How should I respond to an online attack?

How should I respond to an online attack?

More than ever, online attacks have become a priority tool of members of the extreme right, who use social media to try and punish political opponents—particularly women, people of color and members of the LGBTQ and gender non-conforming communities. The attacks are often brutal, relentless and overwhelming.

The first thing to understand about this kind of attack is that it’s a technique of fascist movements that right-wing extremists have adopted. It’s not personal and it’s not intellectually honest.

Second, if your work makes you a target of right wing attack, you may consider taking some precautionary steps before any attack happens. The steps you take are optional and depend on trade offs that make sense in your life. They may include: create separate online identities for your work and personal life – be vigilant and avoid any cross referencing. Check you organizing web pages and bios – and remove any unnecessary personal information and contact information (e.g. avoid publishing your cell phone number). If you have meetings at your house, send the address to people who are attending rather than publishing it publicly. Run web searches on your name and see what comes up. If you see something you don’t like, try to have it removed.

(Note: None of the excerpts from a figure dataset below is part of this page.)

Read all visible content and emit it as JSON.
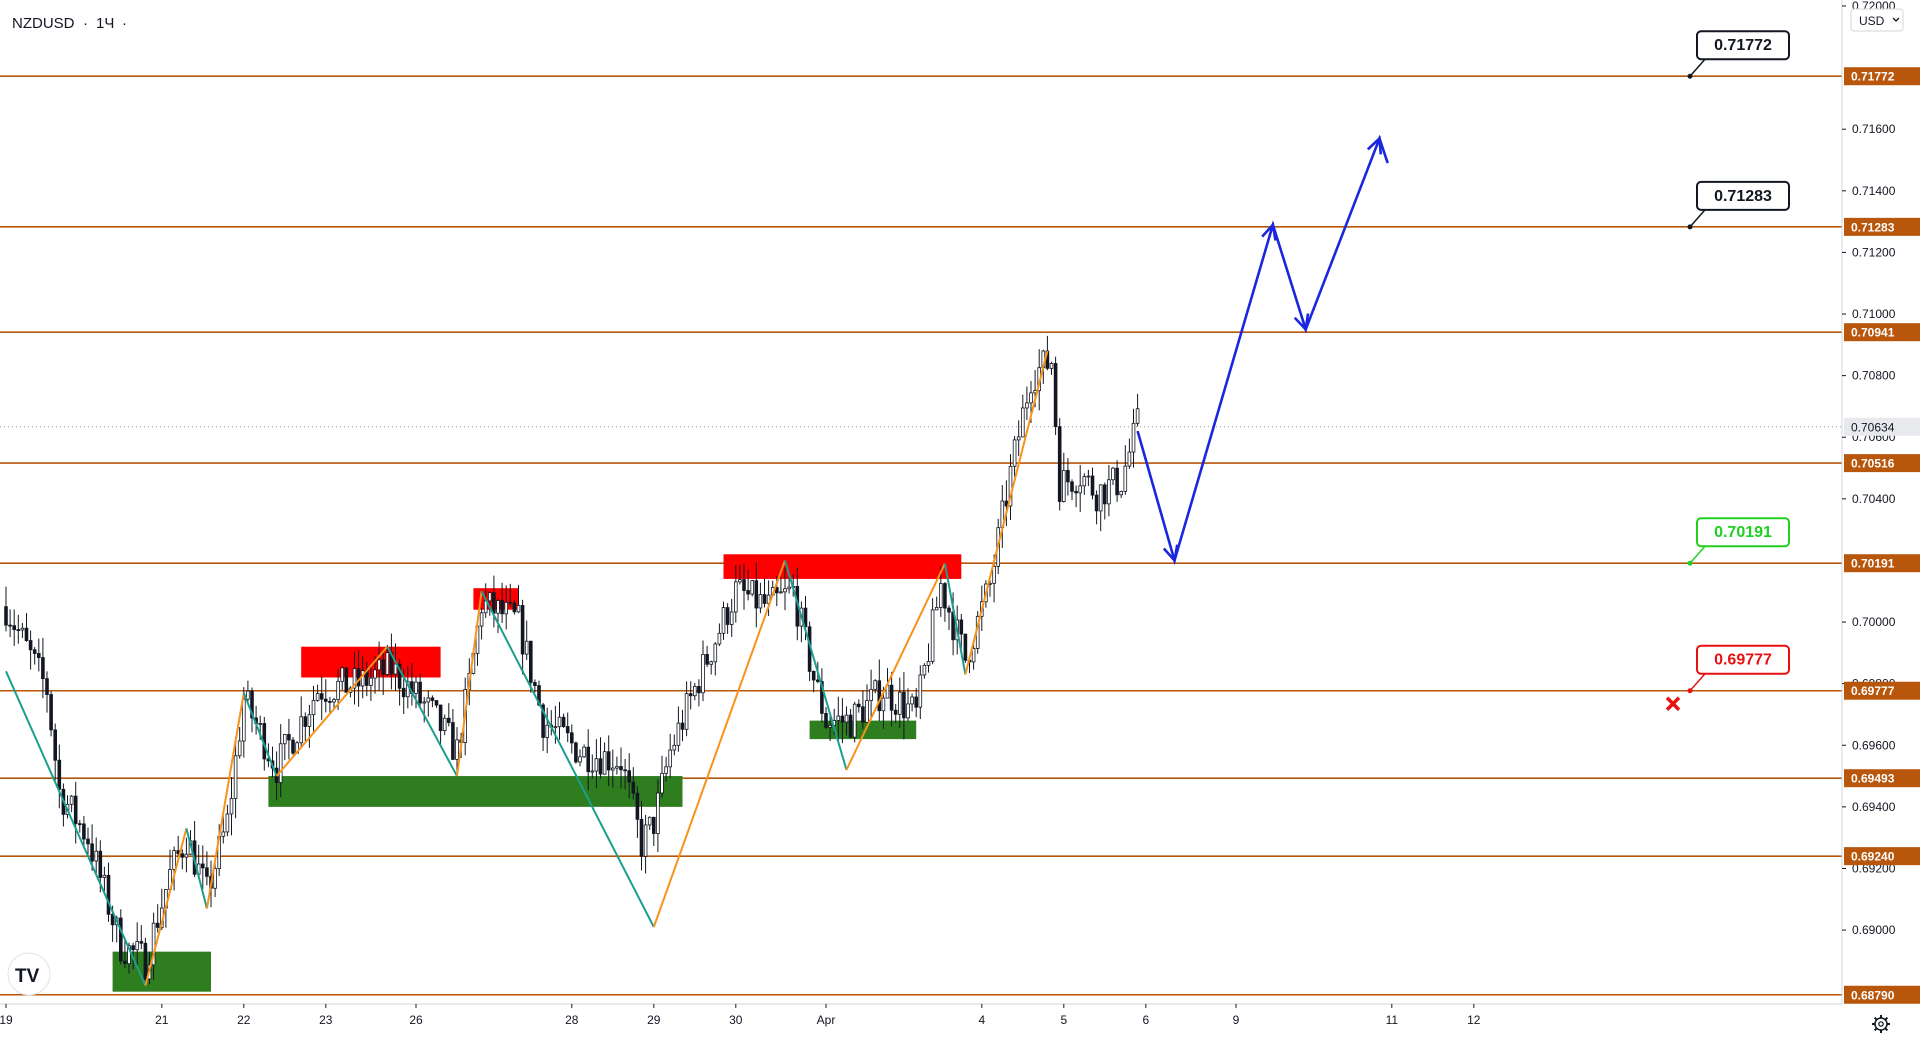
{
  "header": {
    "symbol": "NZDUSD",
    "interval": "1Ч",
    "currency_button": "USD"
  },
  "colors": {
    "bull": "#26a69a",
    "bear": "#ef5350",
    "candle_body": "#131722",
    "level": "#b8560b",
    "zig_up": "#f7931a",
    "zig_down": "#1b9e8f",
    "supply": "#ff0000",
    "demand": "#2e7d1f",
    "forecast": "#1a26e0",
    "target_green": "#20d020",
    "stop_red": "#e81010"
  },
  "icons": {
    "logo": "tradingview-logo-icon",
    "settings": "gear-icon",
    "stop": "cross-icon"
  },
  "chart_data": {
    "type": "candlestick",
    "y_range": [
      0.6876,
      0.72
    ],
    "y_ticks": [
      {
        "v": 0.72,
        "label": "0.72000"
      },
      {
        "v": 0.716,
        "label": "0.71600"
      },
      {
        "v": 0.714,
        "label": "0.71400"
      },
      {
        "v": 0.712,
        "label": "0.71200"
      },
      {
        "v": 0.71,
        "label": "0.71000"
      },
      {
        "v": 0.708,
        "label": "0.70800"
      },
      {
        "v": 0.706,
        "label": "0.70600"
      },
      {
        "v": 0.704,
        "label": "0.70400"
      },
      {
        "v": 0.7,
        "label": "0.70000"
      },
      {
        "v": 0.698,
        "label": "0.69800"
      },
      {
        "v": 0.696,
        "label": "0.69600"
      },
      {
        "v": 0.694,
        "label": "0.69400"
      },
      {
        "v": 0.692,
        "label": "0.69200"
      },
      {
        "v": 0.69,
        "label": "0.69000"
      }
    ],
    "x_ticks": [
      {
        "i": 0,
        "label": "19"
      },
      {
        "i": 38,
        "label": "21"
      },
      {
        "i": 58,
        "label": "22"
      },
      {
        "i": 78,
        "label": "23"
      },
      {
        "i": 100,
        "label": "26"
      },
      {
        "i": 138,
        "label": "28"
      },
      {
        "i": 158,
        "label": "29"
      },
      {
        "i": 178,
        "label": "30"
      },
      {
        "i": 200,
        "label": "Apr"
      },
      {
        "i": 238,
        "label": "4"
      },
      {
        "i": 258,
        "label": "5"
      },
      {
        "i": 278,
        "label": "6"
      },
      {
        "i": 300,
        "label": "9"
      },
      {
        "i": 338,
        "label": "11"
      },
      {
        "i": 358,
        "label": "12"
      }
    ],
    "last_price": {
      "value": 0.70634,
      "label": "0.70634"
    },
    "levels": [
      {
        "value": 0.71772,
        "label": "0.71772"
      },
      {
        "value": 0.71283,
        "label": "0.71283"
      },
      {
        "value": 0.70941,
        "label": "0.70941"
      },
      {
        "value": 0.70516,
        "label": "0.70516"
      },
      {
        "value": 0.70191,
        "label": "0.70191"
      },
      {
        "value": 0.69777,
        "label": "0.69777"
      },
      {
        "value": 0.69493,
        "label": "0.69493"
      },
      {
        "value": 0.6924,
        "label": "0.69240"
      },
      {
        "value": 0.6879,
        "label": "0.68790"
      }
    ],
    "zones": [
      {
        "kind": "supply",
        "i1": 72,
        "i2": 106,
        "y1": 0.6982,
        "y2": 0.6992
      },
      {
        "kind": "supply",
        "i1": 114,
        "i2": 125,
        "y1": 0.7004,
        "y2": 0.7011
      },
      {
        "kind": "supply",
        "i1": 175,
        "i2": 233,
        "y1": 0.7014,
        "y2": 0.7022
      },
      {
        "kind": "demand",
        "i1": 26,
        "i2": 50,
        "y1": 0.688,
        "y2": 0.6893
      },
      {
        "kind": "demand",
        "i1": 64,
        "i2": 165,
        "y1": 0.694,
        "y2": 0.695
      },
      {
        "kind": "demand",
        "i1": 196,
        "i2": 222,
        "y1": 0.6962,
        "y2": 0.6968
      }
    ],
    "zigzag": [
      {
        "i": 0,
        "v": 0.6984
      },
      {
        "i": 34,
        "v": 0.6882
      },
      {
        "i": 44,
        "v": 0.6933
      },
      {
        "i": 49,
        "v": 0.6907
      },
      {
        "i": 58,
        "v": 0.6977
      },
      {
        "i": 66,
        "v": 0.695
      },
      {
        "i": 93,
        "v": 0.6992
      },
      {
        "i": 110,
        "v": 0.695
      },
      {
        "i": 116,
        "v": 0.701
      },
      {
        "i": 158,
        "v": 0.6901
      },
      {
        "i": 190,
        "v": 0.702
      },
      {
        "i": 205,
        "v": 0.6952
      },
      {
        "i": 229,
        "v": 0.7019
      },
      {
        "i": 234,
        "v": 0.6983
      },
      {
        "i": 254,
        "v": 0.7088
      }
    ],
    "candles_shape": [
      {
        "i": 0,
        "v": 0.7005
      },
      {
        "i": 10,
        "v": 0.6978
      },
      {
        "i": 13,
        "v": 0.6945
      },
      {
        "i": 20,
        "v": 0.693
      },
      {
        "i": 28,
        "v": 0.6895
      },
      {
        "i": 34,
        "v": 0.689
      },
      {
        "i": 40,
        "v": 0.6918
      },
      {
        "i": 44,
        "v": 0.693
      },
      {
        "i": 49,
        "v": 0.6912
      },
      {
        "i": 54,
        "v": 0.6935
      },
      {
        "i": 58,
        "v": 0.6975
      },
      {
        "i": 66,
        "v": 0.6953
      },
      {
        "i": 76,
        "v": 0.6978
      },
      {
        "i": 86,
        "v": 0.698
      },
      {
        "i": 94,
        "v": 0.6985
      },
      {
        "i": 104,
        "v": 0.697
      },
      {
        "i": 110,
        "v": 0.6958
      },
      {
        "i": 113,
        "v": 0.698
      },
      {
        "i": 116,
        "v": 0.7006
      },
      {
        "i": 125,
        "v": 0.7
      },
      {
        "i": 131,
        "v": 0.6968
      },
      {
        "i": 140,
        "v": 0.6958
      },
      {
        "i": 150,
        "v": 0.6955
      },
      {
        "i": 155,
        "v": 0.6928
      },
      {
        "i": 158,
        "v": 0.6935
      },
      {
        "i": 162,
        "v": 0.6958
      },
      {
        "i": 170,
        "v": 0.6985
      },
      {
        "i": 178,
        "v": 0.701
      },
      {
        "i": 186,
        "v": 0.7005
      },
      {
        "i": 192,
        "v": 0.701
      },
      {
        "i": 197,
        "v": 0.6982
      },
      {
        "i": 200,
        "v": 0.6968
      },
      {
        "i": 206,
        "v": 0.6968
      },
      {
        "i": 214,
        "v": 0.6978
      },
      {
        "i": 222,
        "v": 0.697
      },
      {
        "i": 228,
        "v": 0.7012
      },
      {
        "i": 234,
        "v": 0.6988
      },
      {
        "i": 240,
        "v": 0.7012
      },
      {
        "i": 245,
        "v": 0.7048
      },
      {
        "i": 250,
        "v": 0.708
      },
      {
        "i": 255,
        "v": 0.7085
      },
      {
        "i": 257,
        "v": 0.7045
      },
      {
        "i": 262,
        "v": 0.7048
      },
      {
        "i": 266,
        "v": 0.7042
      },
      {
        "i": 272,
        "v": 0.7046
      },
      {
        "i": 276,
        "v": 0.7064
      }
    ],
    "forecast": [
      {
        "i": 276,
        "v": 0.7062
      },
      {
        "i": 285,
        "v": 0.702
      },
      {
        "i": 309,
        "v": 0.7129
      },
      {
        "i": 317,
        "v": 0.7095
      },
      {
        "i": 335,
        "v": 0.7157
      },
      {
        "i": 337,
        "v": 0.7149
      }
    ],
    "callouts": [
      {
        "label": "0.71772",
        "value": 0.71772,
        "style": "black"
      },
      {
        "label": "0.71283",
        "value": 0.71283,
        "style": "black"
      },
      {
        "label": "0.70191",
        "value": 0.70191,
        "style": "green"
      },
      {
        "label": "0.69777",
        "value": 0.69777,
        "style": "red"
      }
    ]
  }
}
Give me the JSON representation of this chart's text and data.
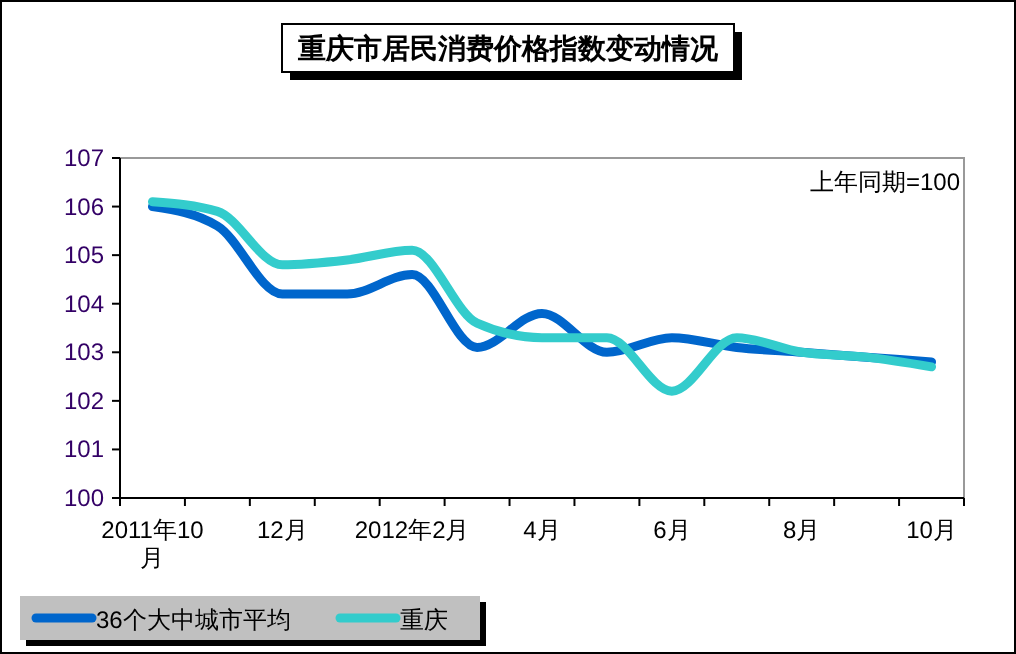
{
  "chart_data": {
    "type": "line",
    "title": "重庆市居民消费价格指数变动情况",
    "annotations": [
      "上年同期=100"
    ],
    "categories": [
      "2011年10月",
      null,
      "12月",
      null,
      "2012年2月",
      null,
      "4月",
      null,
      "6月",
      null,
      "8月",
      null,
      "10月"
    ],
    "series": [
      {
        "name": "36个大中城市平均",
        "color": "#0066cc",
        "values": [
          106.0,
          105.6,
          104.2,
          104.2,
          104.6,
          103.1,
          103.8,
          103.0,
          103.3,
          103.1,
          103.0,
          102.9,
          102.8
        ]
      },
      {
        "name": "重庆",
        "color": "#33cccc",
        "values": [
          106.1,
          105.9,
          104.8,
          104.9,
          105.1,
          103.6,
          103.3,
          103.3,
          102.2,
          103.3,
          103.0,
          102.9,
          102.7
        ]
      }
    ],
    "ylim": [
      100,
      107
    ],
    "yticks": [
      100,
      101,
      102,
      103,
      104,
      105,
      106,
      107
    ],
    "grid": false,
    "legend": "bottom left",
    "marker": "none",
    "line_style": "solid"
  }
}
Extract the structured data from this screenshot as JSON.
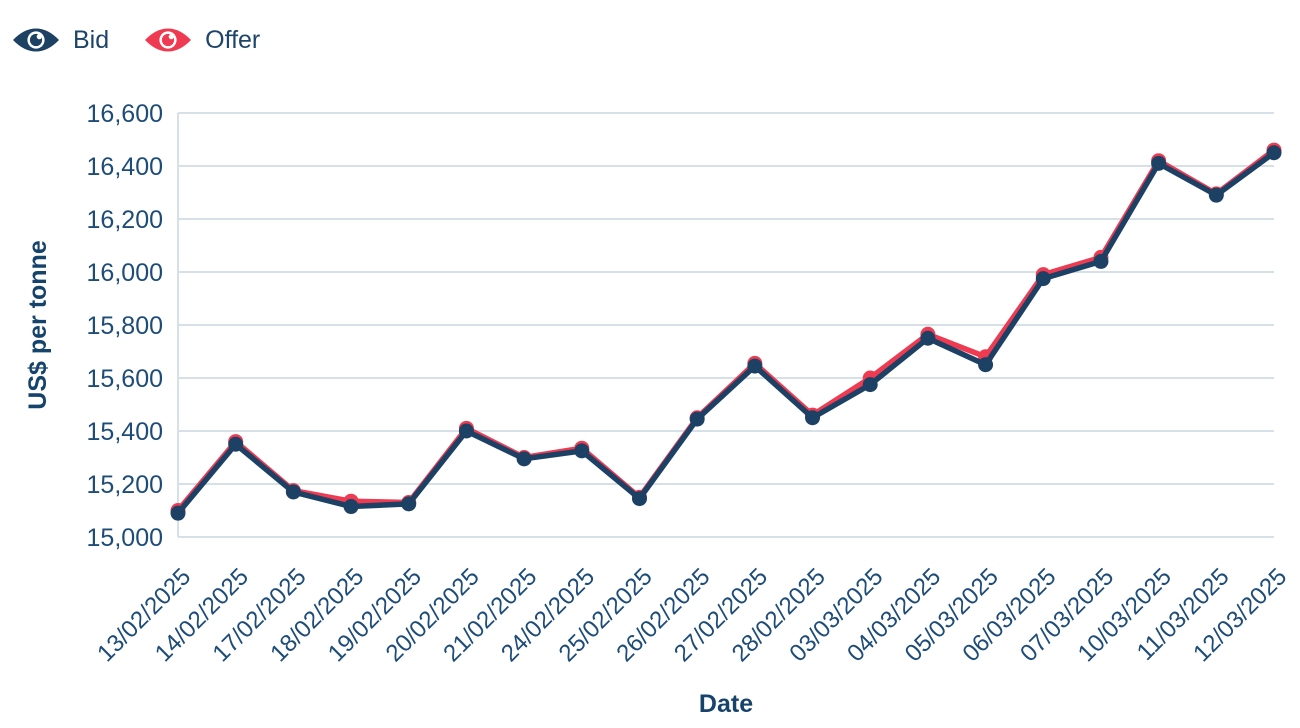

When you feel you may be under attack on social media, i.e. you’re seeing a trend among several posters (not just one bothersome individual who can be ignored), do the following:

  1. Immediately inform your organization or the group you are working with. Explain the attack and then ask to collectively draw up a plan of action and share the work to implement it. Your plan must ensure your safety – both your mental health and also your physical safety are at risk, as is the safety of your families and friends (who are also vulnerable to attack as ways of getting at you). This step is critical and must be completed before you continue.
  2. Make sure you agree on one important principle: you are not leaving that social media platform or the Internet. Nobody can chase you away from your rightful place where you do your life’s work.
  3. Immediately let your network and everyone following you on Facebook and Twitter know that you are being attacked online.
  4. Make a statement. One strong answer is enough. Don’t get into name calling and back-and-forth responses. That’s how they derail your work. Also, have your organizational colleagues respond as well. This way the attackers realize they are engaging with more than one person.
    Your responses aren’t meant to convince the attackers of anything. They aren’t thinking. The point of the responses is to convince on-lookers and confused people who might somehow be swayed or have their buttons pushed by right-wing rants. Saving those people is, after all, part of your work.
  5. Continue making posts and doing your work without slowing down. They only win when they stop your work.

While hiding may seem easier and more reasonable, it gives the harassers a harmful victory. It weakens our movement by taking away one of our activists. Responding sharply might momentarily increase the attacks, but it will also build movement and support in the long run.